First drag the EV ruler to show 'Bright sun', or EV 15. Next, drag
the ISO & F-Stop roller until ISO 100 is lined up next to EV 15. Then,
by looking at the pairs on the right hand side, you can see all the
combinations of F-Stop and shutter speed that will produce a decent
exposure, including F8 at 1/500 second, F16 at 1/125, and F32 at
1/30 second.
Advanced example, a creative approach:
Say you're shooting a waterfall on an overcast day. To get a soft look,
you'd like to use a shallow depth of field, F4, and slow the shutter
down a bit to blur the water, 1/4 second. Find 1/4 second on the shutter
speed ruler, and then drag the roller until F4 is lined up next to it.
Now find 'Heavy overcast day' on the EV ruler. Notice that there's no
ISO value listed next to it! That's because the scene is much too bright
for your choice of aperture and shutter speed, but all is not lost!
You can use the exposure compensation slider to calculate the density
of an ND filter you could use to bring the ambient light down to a
workable range.
Adjust the exposure compensation until an ISO supported by your camera
(for this example, ISO 100) is shown next to 'Heavy overcast day'. This
should put the exposure compensation at +6 stops, meaning that at ISO
100, F4, and 1/4 seconds, the scene will be six stops overexposed. Just
grab enough filters to block six stops, put them on your camera, and
you're ready to shoot a proper exposure with the look you want!
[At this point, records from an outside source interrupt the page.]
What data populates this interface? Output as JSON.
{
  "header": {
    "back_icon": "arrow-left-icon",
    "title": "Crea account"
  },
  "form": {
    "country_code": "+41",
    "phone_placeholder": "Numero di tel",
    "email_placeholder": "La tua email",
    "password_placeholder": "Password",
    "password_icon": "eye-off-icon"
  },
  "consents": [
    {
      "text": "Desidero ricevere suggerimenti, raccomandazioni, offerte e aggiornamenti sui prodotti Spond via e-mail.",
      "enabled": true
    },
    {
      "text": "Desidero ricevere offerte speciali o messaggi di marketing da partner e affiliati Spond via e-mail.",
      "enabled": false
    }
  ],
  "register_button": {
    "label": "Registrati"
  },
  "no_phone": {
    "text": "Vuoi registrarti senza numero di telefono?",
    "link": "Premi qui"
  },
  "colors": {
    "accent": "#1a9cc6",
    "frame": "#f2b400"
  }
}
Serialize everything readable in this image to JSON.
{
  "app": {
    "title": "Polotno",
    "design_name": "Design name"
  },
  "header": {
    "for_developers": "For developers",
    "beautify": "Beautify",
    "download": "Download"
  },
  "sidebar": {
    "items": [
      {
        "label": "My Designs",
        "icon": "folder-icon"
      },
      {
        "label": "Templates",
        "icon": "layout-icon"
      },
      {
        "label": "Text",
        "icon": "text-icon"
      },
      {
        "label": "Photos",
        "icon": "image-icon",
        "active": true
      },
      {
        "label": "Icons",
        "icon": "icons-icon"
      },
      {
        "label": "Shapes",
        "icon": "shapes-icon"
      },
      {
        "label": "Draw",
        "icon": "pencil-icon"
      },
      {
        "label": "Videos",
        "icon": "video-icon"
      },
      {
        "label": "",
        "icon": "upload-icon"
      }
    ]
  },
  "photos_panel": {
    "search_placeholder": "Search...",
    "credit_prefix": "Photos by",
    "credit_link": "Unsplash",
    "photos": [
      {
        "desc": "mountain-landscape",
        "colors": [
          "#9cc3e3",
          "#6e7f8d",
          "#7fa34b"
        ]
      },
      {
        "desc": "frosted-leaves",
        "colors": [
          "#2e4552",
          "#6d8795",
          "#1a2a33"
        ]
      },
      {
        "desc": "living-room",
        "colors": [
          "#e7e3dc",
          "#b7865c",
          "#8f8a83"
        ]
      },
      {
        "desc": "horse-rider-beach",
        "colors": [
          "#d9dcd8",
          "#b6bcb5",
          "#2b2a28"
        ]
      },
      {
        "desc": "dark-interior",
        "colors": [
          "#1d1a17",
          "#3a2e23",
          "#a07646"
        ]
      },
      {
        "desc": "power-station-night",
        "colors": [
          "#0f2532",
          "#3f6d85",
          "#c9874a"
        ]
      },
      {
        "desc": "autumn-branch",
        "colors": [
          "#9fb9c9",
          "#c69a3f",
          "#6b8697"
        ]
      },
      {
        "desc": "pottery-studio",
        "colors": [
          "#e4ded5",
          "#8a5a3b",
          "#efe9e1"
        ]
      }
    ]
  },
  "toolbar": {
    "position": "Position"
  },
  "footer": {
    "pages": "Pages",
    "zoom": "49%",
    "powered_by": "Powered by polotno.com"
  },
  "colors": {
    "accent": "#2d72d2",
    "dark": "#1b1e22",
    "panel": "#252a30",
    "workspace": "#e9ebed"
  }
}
Advanced example, compensating for equipment performance:
Sometimes you may be shooting with a camera that's off-spec and is
predictably overexposing or underexposing shots, or with modifiers
that change its exposure performace, such as filters and extension
tubes. Use the exposure compensation controls to correct for these
issues!
If your camera chronically overexposes by 1/3 stop, set the exposure
compensation to -1/3 stop. If you know a stack of extension tubes makes
your camera underexpose by 2/3 stop, set the value to +2/3 stops. If
you put a 3 stop ND filter on your camera, set the value to +3 stops.
Just tell Expositor how off your equipment is, and it adjusts the
calculations to produce the correct expsosure settings, taking your
camera's actual performance into account. Once set, use Expositor as
you normally would, there's no need for any extra mental math!